South Korea’s benchmark index KOSPI plunged 12.06% on Wednesday, while the small-cap KOSDAQ index dropped 14% — both record single-day losses.
Combined with the previous day (-7.24%), this marks the largest two-day crash since 2008.
The details
Trigger: The coordinated U.S.–Israeli airstrikes on Iran over the weekend. Oil prices surged, putting particular pressure on South Korea, the world’s eighth-largest crude oil consumer.
Circuit breakers were triggered on both markets simultaneously, halting trading for 20 minutes.
Samsung Electronics: -11.74%
SK Hynix: -9.58%
Hyundai Motor: -15.8%
LG Energy Solution: -11.58%
Out of more than 800 KOSPI stocks, only 10 closed higher — almost all of them energy companies.
The won briefly broke past 1,500 per dollar, a level last seen in March 2009 during the global financial crisis.
Institutional investors sold a net 588.8 billion won. Retail and foreign investors stepped in to buy but were unable to absorb the sell-off.
Context
The KOSPI had already surged nearly 50% this year, driven by AI optimism, a global chip shortage, and corporate governance reforms.
Retail investors piled in using leverage, pushing margin debt to record highs. In some cases investors used only 30–40% of their own capital, borrowing the rest.

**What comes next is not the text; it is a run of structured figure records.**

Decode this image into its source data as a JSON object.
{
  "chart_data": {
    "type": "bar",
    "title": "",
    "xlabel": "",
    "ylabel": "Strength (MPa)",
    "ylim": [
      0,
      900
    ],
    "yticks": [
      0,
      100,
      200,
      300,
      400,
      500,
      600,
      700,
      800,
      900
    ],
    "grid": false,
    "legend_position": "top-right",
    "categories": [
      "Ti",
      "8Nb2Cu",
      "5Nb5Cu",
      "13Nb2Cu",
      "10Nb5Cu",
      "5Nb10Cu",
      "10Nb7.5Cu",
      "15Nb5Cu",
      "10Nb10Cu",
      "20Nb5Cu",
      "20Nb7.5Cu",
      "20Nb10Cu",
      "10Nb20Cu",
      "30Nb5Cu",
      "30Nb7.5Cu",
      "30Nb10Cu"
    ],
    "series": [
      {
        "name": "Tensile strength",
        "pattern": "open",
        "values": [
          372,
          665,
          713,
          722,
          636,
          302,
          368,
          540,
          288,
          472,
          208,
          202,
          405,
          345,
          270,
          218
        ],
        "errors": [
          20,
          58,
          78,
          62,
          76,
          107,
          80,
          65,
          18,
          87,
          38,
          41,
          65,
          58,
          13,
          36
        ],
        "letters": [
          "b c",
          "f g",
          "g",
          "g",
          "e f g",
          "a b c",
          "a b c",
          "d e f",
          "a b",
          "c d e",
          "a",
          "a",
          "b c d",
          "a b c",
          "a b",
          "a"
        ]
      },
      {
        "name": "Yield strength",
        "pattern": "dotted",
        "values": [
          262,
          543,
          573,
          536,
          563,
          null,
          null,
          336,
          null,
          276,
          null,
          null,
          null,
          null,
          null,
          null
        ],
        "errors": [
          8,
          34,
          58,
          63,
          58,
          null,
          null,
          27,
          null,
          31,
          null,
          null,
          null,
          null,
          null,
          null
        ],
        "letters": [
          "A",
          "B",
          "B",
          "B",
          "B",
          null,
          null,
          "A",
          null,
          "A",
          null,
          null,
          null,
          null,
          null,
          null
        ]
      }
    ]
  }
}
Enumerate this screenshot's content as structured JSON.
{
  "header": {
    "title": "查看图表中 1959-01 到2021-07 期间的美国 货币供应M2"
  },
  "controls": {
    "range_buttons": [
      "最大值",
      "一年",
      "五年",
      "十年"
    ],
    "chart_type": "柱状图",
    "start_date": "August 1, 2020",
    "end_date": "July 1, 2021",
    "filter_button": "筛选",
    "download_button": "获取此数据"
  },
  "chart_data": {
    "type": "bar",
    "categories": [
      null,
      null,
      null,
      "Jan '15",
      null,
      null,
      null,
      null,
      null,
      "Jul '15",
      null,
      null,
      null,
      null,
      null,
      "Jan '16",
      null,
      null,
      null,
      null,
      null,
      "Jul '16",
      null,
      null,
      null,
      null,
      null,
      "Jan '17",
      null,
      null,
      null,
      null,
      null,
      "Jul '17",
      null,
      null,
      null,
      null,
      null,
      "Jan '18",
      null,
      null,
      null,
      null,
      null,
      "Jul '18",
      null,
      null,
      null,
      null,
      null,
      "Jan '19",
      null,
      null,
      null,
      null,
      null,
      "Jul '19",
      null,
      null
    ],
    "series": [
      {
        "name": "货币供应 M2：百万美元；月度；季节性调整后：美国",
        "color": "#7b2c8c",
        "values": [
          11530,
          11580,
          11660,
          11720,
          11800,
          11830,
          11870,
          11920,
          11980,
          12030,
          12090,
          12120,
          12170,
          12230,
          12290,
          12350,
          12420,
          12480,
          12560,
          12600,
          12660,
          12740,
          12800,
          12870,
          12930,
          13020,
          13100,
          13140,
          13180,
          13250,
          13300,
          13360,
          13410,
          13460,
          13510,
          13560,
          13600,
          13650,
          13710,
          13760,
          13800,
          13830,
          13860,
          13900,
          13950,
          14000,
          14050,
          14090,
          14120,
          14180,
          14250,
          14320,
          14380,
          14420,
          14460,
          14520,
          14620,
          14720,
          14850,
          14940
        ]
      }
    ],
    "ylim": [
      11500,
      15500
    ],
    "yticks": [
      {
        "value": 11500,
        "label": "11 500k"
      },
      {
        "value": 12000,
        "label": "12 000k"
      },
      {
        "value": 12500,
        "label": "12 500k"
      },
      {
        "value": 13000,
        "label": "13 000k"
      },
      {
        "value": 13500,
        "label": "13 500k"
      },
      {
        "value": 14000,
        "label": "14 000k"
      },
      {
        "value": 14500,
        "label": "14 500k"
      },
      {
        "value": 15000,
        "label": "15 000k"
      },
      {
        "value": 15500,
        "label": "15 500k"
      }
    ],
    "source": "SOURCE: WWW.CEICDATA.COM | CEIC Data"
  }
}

Now those same positions are being forcibly liquidated. What accelerated the rally is now amplifying the downside just as quickly.
The 12.06% daily drop even exceeds the September 12, 2001 decline (-12.02%), when markets crashed following the terrorist attacks.
Despite the crash, the KOSPI remains up 21% year-to-date. Meanwhile, the government has activated a 100-trillion-won market stabilization program.